As far as where our most likely “threat” will come from, I’d like to see some evidence cited. As long as our local authorities are biasing their training against one particular threat, the logic - and its accompanying political rhetoric - become circular.

— Travis Scholl
7:30 am May 9th, 2008

Travis: I agree with you. The purpose of these exercises is to identify the things that work and the ones that don’t. Yes, they have to create a scenario that has some realism. The could just as easily have set up what is probably a more likely one: a couple of high school students armed to the teeth who are shooting up the school.

— hs
7:59 am May 9th, 2008

“…would you feel differently about it if, for example, they had created a Branch Davidian scenario? An isolated, ultra-right wing, nominally christian group of separatists who were armed to the teeth?”

Not really, although you would have to wonder why. AFAIK, there have only been a couple incidents of violence involving similar groups over the past 30 or so years. The Jim Jones cult that started in California and ended in mass suicide in Guyana in 1978; the quasi-religious, Afrocentric group MOVE whose Philadelphia headquarters were destroyed in a horrible fire after a standoff with police in 1985, and of course the infamous Branch Davidian sect in Waco, Texas in 1993. The stereotype of ultra-fundamentalist, militant Christian groups made good newspaper copy and hyperbolic TV reports a decade or so ago, but we know today that was almost entirely fiction.

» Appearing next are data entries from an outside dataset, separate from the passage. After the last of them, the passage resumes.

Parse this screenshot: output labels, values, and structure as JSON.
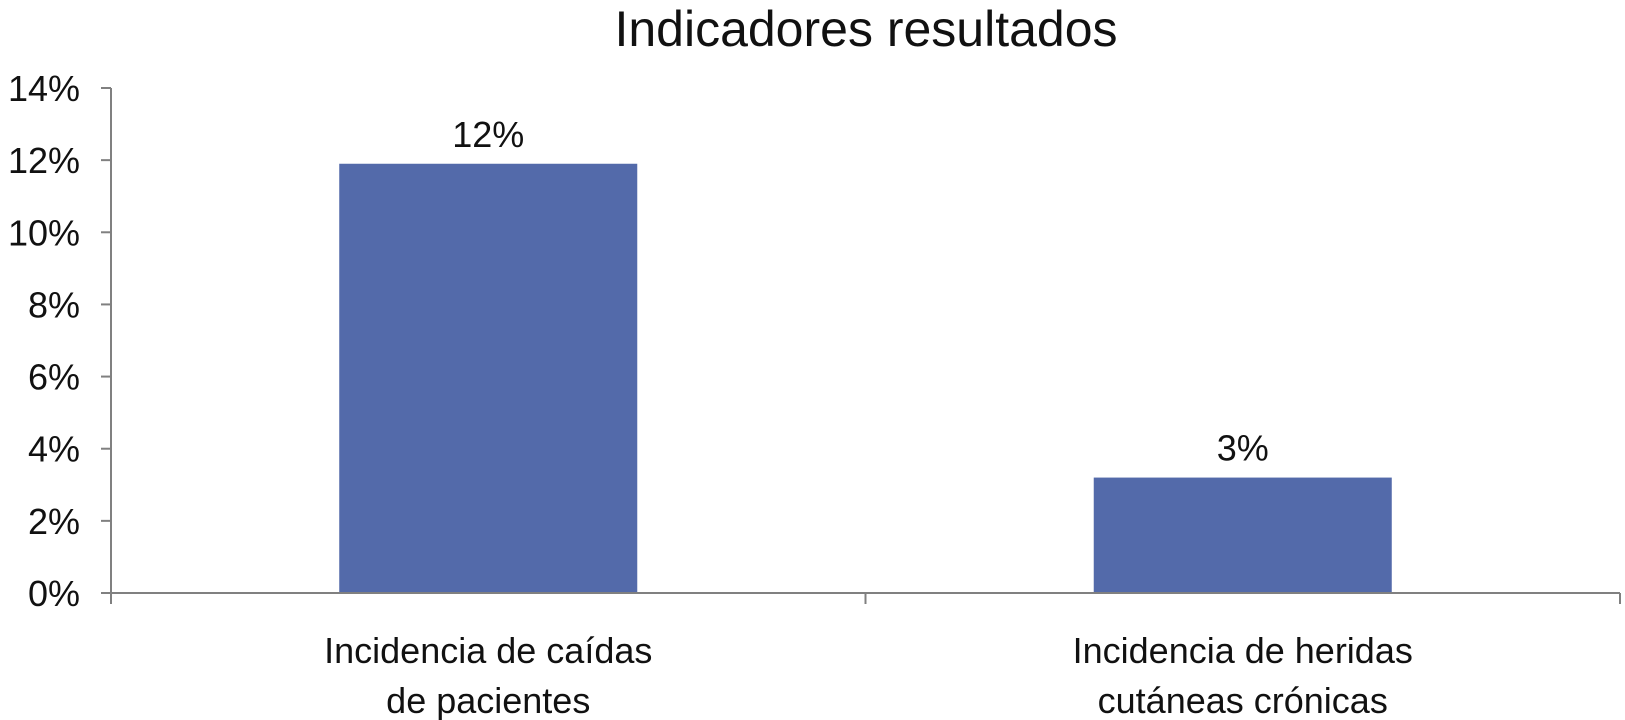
{
  "chart_data": {
    "type": "bar",
    "title": "Indicadores resultados",
    "categories": [
      [
        "Incidencia de caídas",
        "de pacientes"
      ],
      [
        "Incidencia de heridas",
        "cutáneas crónicas"
      ]
    ],
    "series": [
      {
        "values": [
          11.9,
          3.2
        ],
        "labels": [
          "12%",
          "3%"
        ]
      }
    ],
    "ylim": [
      0,
      14
    ],
    "yticks": [
      0,
      2,
      4,
      6,
      8,
      10,
      12,
      14
    ],
    "ytick_labels": [
      "0%",
      "2%",
      "4%",
      "6%",
      "8%",
      "10%",
      "12%",
      "14%"
    ],
    "xlabel": "",
    "ylabel": "",
    "grid": false,
    "legend": "none",
    "colors": {
      "bar": "#536aaa",
      "axis": "#808080",
      "text": "#111111"
    }
  }
}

It can be argued that angry high school and college students are a more direct threat than any particular group of religious nuts, but school shooting like those at Columbine, Jonesboro Arkansas, Pearl Mississippi, Virginia Tech, and Northern Illinois Univ were not hostage situations or sieges. The response to incidents like thosee require completely different tactics. Contrast them however, with the massacre of 336 people, including over 180 children, by militant non-Episcopalians in Beslan, Russia.

What the Illinois law and security agencies were focusing on is the increasingly more frequent use of mosques and Islamic study centers by radical non-Buddhists as cover for illegal activities. Locations in the US where this has been both suspected and confirmed include Philadelphia, Pittsburg, Albany and Brooklyn, NY, Portland Oregon, Texas, Seattle, Florida, and California.

I suppose one could have just as easily placed the mock raid setting at South City parish fish fry or monthly book club meeting at the Reformed temple. That wouldn’t have been at all controversial, would it?

— Go_Fish
10:05 am May 9th, 2008

It would have been more realistic for Illinois to have said it was a stronghold of the local meth militia.